The event is sponsored by the city's Department of Recreation and Parks and includes food, music and boat races. But the real star of the festivities are the lotus flower beds, which are in full bloom.
The festival made its debut in 1975 and is held in July to coincide with the blooming of the flowers that are cultivated on the lake beds by city park crews. The celebration was designed to promote awareness of the contributions of Asian Americans in the community, and this year will honor the culture and traditions of the Filipino community, city officials said.

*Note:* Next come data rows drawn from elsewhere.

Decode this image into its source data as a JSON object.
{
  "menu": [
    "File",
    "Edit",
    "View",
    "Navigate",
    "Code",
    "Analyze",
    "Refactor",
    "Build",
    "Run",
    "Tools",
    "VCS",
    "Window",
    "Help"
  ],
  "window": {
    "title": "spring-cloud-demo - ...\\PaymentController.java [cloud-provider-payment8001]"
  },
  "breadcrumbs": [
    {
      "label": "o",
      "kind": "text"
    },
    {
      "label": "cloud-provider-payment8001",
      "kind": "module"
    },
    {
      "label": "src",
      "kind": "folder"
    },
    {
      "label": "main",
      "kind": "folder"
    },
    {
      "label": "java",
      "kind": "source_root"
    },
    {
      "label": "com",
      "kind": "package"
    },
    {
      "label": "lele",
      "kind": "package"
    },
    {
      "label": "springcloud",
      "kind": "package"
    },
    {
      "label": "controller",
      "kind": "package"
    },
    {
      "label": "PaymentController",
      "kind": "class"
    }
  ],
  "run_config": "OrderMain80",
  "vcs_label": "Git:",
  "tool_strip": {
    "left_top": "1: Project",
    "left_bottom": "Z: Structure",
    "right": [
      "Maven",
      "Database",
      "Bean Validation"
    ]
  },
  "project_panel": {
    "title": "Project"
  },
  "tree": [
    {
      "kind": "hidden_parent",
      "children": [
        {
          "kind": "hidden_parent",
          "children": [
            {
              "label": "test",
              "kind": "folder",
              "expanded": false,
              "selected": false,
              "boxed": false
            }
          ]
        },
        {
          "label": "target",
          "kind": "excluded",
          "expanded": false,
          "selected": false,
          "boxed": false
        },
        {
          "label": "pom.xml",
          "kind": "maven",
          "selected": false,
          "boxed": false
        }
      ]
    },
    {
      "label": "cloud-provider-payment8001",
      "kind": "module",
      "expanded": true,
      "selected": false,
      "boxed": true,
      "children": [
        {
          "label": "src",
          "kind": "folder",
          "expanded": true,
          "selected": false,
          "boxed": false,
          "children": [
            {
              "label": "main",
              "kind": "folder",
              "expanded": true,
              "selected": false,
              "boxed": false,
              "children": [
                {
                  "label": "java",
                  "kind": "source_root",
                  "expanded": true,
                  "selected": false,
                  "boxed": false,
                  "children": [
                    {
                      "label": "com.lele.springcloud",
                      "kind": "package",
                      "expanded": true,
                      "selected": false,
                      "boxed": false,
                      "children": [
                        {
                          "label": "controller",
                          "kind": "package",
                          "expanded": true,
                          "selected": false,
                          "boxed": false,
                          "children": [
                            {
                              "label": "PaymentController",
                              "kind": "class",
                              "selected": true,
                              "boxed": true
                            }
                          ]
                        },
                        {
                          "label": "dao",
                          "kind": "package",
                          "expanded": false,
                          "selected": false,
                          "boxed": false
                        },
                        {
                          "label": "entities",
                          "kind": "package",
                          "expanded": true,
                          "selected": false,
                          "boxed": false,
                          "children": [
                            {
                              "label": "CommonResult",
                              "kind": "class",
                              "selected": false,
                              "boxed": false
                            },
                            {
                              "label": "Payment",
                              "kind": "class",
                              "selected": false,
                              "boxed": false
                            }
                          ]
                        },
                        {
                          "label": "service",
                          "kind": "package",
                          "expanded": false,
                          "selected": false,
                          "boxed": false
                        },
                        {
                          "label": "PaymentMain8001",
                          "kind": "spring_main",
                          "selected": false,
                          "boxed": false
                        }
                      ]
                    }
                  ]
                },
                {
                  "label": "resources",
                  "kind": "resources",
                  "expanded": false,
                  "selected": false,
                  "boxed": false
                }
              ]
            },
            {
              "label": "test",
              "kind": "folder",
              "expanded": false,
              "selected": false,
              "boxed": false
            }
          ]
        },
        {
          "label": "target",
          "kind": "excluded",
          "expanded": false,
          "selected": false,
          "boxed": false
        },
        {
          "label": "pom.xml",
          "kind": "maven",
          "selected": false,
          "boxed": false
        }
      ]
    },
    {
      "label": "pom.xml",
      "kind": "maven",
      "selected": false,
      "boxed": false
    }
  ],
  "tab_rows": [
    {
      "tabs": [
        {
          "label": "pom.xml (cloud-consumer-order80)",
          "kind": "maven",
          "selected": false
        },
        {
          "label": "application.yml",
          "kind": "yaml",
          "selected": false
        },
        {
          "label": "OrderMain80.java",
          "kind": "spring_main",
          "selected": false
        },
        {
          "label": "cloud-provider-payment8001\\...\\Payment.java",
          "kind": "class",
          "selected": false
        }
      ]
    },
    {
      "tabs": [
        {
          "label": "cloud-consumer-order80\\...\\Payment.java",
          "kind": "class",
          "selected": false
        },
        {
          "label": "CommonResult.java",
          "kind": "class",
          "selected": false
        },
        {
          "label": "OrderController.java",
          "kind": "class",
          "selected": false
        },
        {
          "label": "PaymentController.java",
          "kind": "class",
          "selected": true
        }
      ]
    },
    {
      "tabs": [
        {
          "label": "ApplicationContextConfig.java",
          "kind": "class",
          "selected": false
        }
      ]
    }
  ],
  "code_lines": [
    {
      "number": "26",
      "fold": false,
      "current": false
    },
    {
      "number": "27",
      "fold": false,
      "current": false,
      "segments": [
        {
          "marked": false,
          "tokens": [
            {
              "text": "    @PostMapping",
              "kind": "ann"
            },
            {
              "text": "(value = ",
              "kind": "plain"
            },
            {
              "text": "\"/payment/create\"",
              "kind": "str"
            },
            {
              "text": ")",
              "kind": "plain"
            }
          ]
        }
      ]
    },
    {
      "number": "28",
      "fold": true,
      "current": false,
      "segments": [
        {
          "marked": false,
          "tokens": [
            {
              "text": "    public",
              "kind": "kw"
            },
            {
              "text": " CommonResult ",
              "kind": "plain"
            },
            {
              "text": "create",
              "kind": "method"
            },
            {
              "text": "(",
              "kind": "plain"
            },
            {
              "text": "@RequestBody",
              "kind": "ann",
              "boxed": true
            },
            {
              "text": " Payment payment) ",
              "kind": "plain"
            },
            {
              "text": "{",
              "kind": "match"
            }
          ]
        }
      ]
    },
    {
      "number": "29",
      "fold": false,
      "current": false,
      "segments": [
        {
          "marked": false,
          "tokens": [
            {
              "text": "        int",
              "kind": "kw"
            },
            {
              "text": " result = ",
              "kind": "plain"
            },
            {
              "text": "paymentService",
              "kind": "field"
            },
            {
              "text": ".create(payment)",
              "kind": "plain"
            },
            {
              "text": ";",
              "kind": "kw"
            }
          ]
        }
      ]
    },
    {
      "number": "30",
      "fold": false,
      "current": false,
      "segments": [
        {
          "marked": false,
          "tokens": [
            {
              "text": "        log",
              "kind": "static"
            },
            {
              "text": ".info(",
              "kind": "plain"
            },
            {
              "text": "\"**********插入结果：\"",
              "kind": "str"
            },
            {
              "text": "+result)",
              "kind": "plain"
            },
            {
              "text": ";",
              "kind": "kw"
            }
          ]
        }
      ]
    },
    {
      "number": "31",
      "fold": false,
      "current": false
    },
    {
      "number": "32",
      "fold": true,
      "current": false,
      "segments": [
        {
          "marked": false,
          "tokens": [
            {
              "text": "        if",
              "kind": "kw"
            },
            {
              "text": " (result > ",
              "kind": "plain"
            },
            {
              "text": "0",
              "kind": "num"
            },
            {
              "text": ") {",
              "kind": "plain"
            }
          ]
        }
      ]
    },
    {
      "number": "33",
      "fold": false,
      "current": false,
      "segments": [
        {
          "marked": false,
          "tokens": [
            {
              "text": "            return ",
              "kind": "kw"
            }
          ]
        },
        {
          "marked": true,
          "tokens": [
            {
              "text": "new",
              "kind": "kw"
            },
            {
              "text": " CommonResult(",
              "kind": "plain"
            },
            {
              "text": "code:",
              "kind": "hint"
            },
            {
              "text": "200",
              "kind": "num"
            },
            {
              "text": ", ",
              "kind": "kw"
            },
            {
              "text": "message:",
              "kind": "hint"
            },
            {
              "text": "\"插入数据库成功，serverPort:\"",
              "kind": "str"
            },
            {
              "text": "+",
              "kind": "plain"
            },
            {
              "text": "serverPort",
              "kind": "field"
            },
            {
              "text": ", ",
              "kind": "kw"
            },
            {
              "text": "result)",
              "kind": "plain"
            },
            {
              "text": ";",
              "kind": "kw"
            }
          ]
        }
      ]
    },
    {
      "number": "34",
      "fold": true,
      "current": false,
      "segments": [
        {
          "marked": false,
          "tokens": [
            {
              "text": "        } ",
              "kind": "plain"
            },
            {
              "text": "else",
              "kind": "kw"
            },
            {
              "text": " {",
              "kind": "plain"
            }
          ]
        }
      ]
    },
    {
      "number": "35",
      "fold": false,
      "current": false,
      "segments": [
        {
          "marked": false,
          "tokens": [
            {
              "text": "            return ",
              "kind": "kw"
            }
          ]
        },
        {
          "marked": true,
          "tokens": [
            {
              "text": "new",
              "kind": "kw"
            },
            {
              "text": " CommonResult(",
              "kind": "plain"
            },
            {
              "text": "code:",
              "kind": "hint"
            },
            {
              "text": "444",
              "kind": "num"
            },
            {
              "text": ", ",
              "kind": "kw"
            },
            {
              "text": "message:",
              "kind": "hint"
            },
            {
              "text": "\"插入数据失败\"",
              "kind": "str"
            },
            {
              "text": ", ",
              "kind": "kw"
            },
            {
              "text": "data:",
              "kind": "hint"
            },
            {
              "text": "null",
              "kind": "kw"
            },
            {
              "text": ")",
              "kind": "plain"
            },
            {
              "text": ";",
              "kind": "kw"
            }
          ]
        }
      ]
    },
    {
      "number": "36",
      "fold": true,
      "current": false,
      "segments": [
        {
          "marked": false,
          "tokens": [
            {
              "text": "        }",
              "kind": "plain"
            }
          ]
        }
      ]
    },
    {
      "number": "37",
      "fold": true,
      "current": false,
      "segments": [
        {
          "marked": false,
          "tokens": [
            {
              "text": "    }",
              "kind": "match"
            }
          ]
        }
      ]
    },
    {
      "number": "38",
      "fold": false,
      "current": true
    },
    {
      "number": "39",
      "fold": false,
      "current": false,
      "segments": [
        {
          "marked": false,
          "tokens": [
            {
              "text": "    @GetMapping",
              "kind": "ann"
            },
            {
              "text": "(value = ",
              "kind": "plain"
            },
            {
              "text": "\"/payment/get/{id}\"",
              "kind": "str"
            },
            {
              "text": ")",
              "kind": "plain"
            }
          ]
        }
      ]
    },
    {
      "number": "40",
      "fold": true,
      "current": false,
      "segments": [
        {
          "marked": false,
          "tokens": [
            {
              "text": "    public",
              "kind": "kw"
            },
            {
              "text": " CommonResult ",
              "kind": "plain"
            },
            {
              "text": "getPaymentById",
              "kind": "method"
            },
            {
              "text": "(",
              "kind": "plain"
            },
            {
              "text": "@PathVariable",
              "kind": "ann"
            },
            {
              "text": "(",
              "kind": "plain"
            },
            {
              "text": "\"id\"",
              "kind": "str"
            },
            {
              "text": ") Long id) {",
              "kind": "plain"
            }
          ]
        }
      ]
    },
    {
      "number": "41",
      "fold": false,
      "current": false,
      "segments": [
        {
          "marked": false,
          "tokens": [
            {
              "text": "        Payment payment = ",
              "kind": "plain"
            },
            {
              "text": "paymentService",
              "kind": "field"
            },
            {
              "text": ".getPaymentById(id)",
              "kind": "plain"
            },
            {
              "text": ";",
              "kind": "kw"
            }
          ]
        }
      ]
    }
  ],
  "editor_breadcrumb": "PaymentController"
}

Echo Park Lake began as a man-made reservoir, and city fathers added the park more than a century ago, creating a green haven at what was then the city's edge. The lotuses showed up in the 1920s; history's fuzzy on where they came from and who put them in the lake. Before long, the blush- and cream-colored flowers and bright green, coffee-filter-shaped leaves blanketed the lake's northern tip.
As the hearty flowers spread, so did the city's desire to protect and honor them.
In the spring of 1929, the parks department banned "all the ducks and two swans on the lake at Echo Park," according to an article in the Los Angeles Times. The birds' indiscretion? "Dining on lotus shoots with such avidity that the plants do not have any chance to develop."
By the 1970s, the flowers were celebrated in the annual festival. The neighborhood council has since used the lotuses in its logo, and an artist featured them in a good-sized section of the mural that curves around the clinic at Echo Park Avenue and Sunset Boulevard.
About seven years ago, the flowers started to shrivel and the leaves began to brown. By 2008, they had disappeared. Some people blamed the lake's dirty water, others accused natural predators -- fish, turtles and crawfish. A crew of biologists did a study, but they never pinpointed a cause.
In 2011, the man-made reservoir was closed while the lake and park underwent a $45-million restoration. It reopened in June of last year.